An international NGO has urged Kenya to remove the November deadline imposed by the government for the closure of the Dadaab camps even as it faulted the repatriation process as no longer “being voluntary, safe or dignified.”
Kenya, which hosts as many as 600,000 refugees mainly from neighbouring Somalia, said in May it would close down its two biggest refugee camps because of the “very heavy” economic, security and environmental costs.
“The government of the Republic of Kenya, having taken into consideration its national security interests, has decided that hosting of refugees has to come to an end,” the Interior ministry said then.
But in a new report titled Dadaab's Broken Promise the Norwegian Refugee Council (NRC) says that the decision by the Government of Kenya to close the Dadaab refugee camps in November has led to a situation where the voluntary returns process does not meet international standards, and breaks the agreement that Somalis would be assisted to return home safely and voluntarily.
It says return should be viewed as a process of “rehabilitation, restructuring and rebuilding, not as a project with an end date in mind.”
It adds the Kenyan government should return to the process of organised and planned returns, to “ensure a safe, dignified, sustainable and voluntary return process.”
“We are willing and able to enable voluntary return, but the pressure to push more than 280,000 registered refugees from Dadaab camp has led to chaotic and disorganised returns.
“From what we have seen on the ground, it is no longer voluntary, dignified nor safe,” said Norwegian Refugee Council (NRC) Secretary General Jan Egeland.
“The deadline to close the world's largest refugee camp must be lifted.”
The agency says the Kenyan government and the UN refugee agency should reinstate “the organised and voluntary process of return” under the Tripartite Agreement adding that the “unrealistic deadline” must be removed before the situation further deteriorates.
The Tripartite Agreement for the voluntary return of Somali refugees from Kenya was signed by the Kenyan and Somali governments and UNHCR in 2013.
It was based on international law and created a framework in which returns were to be organised.
“The initial returns programme under the 2013 Tripartite Agreement was largely a success, as it saw Somali assisted to reach their return locations safely and with dignity.
“We should return to the terms of this agreement, rather than simply aiming to push back as many refugees as possible,” said Egeland.
In addition to failing to meet international standards for voluntary return, the report claims that refugees returning to Somalia are not sufficiently protected, exposing them to insecurity risks associated with Al-Shabaab militants.
Returnees interviewed claimed that repatriation staff in Dadaab have solicited bribes prior to agreeing to register a person for return.
It also reveals that the pressure to speed up the repatriation process threatens to create a revolving door scenario.

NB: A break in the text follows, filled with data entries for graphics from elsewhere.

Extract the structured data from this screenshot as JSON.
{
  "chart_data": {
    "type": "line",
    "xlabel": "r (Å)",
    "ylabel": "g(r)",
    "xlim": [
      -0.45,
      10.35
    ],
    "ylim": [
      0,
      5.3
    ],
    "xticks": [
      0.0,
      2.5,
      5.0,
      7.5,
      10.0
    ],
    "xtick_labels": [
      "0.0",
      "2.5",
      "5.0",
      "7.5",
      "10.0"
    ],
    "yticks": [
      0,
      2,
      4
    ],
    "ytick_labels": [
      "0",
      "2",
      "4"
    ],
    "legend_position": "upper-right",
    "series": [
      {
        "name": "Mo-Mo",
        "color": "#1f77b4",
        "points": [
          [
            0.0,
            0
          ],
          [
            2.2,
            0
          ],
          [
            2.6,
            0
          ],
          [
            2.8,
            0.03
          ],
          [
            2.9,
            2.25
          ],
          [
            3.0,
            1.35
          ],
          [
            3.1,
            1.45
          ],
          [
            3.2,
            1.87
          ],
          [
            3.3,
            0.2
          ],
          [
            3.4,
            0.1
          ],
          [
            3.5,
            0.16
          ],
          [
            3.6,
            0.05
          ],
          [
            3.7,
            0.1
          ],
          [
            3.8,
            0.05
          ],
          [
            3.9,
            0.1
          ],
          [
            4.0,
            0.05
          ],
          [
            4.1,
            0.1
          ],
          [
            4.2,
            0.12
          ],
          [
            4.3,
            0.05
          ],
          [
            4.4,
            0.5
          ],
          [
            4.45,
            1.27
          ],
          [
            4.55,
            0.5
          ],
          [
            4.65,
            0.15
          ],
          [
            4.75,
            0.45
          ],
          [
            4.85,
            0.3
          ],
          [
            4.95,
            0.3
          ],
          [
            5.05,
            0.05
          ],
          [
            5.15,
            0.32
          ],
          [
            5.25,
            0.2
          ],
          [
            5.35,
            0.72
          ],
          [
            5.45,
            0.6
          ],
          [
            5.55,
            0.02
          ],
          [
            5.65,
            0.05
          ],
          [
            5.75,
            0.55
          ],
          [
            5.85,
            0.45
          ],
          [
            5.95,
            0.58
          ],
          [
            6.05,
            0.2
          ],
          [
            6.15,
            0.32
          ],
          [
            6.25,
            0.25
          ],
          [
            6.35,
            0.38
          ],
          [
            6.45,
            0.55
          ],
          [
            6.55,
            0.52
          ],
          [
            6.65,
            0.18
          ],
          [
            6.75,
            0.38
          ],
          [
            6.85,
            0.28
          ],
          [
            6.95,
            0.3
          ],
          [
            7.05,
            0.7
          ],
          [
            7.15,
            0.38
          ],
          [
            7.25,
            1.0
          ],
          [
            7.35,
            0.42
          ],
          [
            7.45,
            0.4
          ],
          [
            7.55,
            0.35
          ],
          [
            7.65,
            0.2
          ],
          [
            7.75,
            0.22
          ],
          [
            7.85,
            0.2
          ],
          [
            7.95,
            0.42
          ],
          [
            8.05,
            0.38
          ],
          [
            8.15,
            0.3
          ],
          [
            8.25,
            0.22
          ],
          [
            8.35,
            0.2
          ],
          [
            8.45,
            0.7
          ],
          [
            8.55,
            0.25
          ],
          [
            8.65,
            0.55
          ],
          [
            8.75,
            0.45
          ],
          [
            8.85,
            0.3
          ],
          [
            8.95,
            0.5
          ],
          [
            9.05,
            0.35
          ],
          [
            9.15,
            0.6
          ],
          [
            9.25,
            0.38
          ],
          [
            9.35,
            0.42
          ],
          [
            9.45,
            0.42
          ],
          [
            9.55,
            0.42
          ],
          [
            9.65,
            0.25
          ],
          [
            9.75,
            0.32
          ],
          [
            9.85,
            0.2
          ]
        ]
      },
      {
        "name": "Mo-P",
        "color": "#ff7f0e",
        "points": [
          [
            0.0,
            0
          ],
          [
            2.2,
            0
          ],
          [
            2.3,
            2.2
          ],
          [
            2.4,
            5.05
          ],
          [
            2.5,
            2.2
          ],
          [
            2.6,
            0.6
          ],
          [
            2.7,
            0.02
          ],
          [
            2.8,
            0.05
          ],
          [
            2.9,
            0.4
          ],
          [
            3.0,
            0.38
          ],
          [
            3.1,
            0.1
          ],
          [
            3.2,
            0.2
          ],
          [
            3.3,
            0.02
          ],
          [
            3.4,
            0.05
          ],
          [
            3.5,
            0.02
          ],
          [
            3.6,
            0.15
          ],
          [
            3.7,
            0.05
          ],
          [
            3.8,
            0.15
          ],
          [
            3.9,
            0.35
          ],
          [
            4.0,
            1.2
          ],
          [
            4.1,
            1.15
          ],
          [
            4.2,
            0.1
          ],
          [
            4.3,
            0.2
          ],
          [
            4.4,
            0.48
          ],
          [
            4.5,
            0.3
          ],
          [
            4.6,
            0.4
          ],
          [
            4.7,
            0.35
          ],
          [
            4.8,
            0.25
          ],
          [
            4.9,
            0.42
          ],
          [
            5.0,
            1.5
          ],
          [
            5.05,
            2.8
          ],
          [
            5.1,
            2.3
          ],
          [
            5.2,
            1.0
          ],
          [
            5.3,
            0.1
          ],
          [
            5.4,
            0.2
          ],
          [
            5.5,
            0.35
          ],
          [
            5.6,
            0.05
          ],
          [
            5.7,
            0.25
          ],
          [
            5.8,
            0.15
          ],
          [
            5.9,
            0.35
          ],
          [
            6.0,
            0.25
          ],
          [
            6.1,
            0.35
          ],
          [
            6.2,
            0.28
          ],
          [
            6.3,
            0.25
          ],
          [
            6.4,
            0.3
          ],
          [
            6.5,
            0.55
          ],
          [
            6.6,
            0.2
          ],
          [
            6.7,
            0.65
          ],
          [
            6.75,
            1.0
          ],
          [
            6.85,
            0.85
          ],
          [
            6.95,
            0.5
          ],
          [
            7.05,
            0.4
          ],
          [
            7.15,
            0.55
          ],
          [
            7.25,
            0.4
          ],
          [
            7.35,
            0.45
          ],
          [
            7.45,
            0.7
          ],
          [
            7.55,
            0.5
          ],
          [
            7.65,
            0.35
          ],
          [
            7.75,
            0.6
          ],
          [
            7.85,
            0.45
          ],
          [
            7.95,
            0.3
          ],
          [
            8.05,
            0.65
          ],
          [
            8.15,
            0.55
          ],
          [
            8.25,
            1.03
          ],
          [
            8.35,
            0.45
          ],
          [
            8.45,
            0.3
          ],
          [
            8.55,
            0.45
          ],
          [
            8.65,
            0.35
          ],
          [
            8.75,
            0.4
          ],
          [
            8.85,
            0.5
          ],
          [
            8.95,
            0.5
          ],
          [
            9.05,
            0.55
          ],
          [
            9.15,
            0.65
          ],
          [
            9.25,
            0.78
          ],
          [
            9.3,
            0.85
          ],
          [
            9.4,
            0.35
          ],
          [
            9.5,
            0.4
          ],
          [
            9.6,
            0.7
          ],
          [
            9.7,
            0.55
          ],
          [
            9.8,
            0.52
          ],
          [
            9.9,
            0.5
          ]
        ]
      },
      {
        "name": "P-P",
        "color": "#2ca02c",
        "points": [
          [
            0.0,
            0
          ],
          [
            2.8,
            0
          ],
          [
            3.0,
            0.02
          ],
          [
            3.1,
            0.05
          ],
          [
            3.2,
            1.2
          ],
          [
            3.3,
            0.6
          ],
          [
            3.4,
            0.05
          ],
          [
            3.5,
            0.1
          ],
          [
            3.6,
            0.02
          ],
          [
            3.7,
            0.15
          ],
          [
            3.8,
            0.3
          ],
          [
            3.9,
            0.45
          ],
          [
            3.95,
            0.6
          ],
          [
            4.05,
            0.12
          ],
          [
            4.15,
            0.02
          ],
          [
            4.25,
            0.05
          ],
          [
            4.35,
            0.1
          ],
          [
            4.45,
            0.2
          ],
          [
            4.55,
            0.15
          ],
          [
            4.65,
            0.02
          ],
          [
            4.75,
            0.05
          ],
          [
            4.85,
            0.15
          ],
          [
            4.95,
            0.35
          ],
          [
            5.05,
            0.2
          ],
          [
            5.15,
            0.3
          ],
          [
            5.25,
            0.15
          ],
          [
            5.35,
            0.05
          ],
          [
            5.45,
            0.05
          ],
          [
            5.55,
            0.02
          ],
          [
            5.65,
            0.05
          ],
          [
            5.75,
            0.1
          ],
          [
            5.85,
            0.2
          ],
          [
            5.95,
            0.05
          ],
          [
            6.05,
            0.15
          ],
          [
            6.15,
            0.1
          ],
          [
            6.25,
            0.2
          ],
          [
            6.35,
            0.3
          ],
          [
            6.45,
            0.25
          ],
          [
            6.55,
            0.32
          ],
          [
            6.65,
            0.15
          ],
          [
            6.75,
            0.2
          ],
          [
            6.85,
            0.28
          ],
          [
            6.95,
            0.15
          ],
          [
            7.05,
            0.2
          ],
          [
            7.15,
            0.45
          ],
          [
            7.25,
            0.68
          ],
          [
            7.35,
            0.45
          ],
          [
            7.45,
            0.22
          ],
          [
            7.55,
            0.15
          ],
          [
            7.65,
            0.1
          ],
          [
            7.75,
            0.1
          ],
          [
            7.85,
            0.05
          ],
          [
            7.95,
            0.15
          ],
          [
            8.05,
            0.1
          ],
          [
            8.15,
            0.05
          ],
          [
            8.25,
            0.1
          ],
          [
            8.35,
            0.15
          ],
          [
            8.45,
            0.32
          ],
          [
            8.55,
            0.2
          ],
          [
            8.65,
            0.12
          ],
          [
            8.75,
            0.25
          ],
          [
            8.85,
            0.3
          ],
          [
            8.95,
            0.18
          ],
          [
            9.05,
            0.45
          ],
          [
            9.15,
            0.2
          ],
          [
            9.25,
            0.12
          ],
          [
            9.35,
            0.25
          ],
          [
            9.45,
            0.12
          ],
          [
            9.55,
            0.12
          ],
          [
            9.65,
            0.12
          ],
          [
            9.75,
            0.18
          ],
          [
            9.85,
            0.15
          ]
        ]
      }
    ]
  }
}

“The number of vulnerable Somalis planned for return far outstrips the resources available to support them in Somalia,” said NRC's Country Director in Kenya Neil Turner.
“Sustainable return should form a key component of the returns programme. It must prevent families ending up in displacement camps in Somalia or returning as undocumented refugees to Kenya.”
Kenya hosts more than 335,000 Somalia refugees, including over 270,000 in Dadaab refugee camp.
Tents fill the outskirts of Dagahaley in Kenya's Dadaab refugee camp.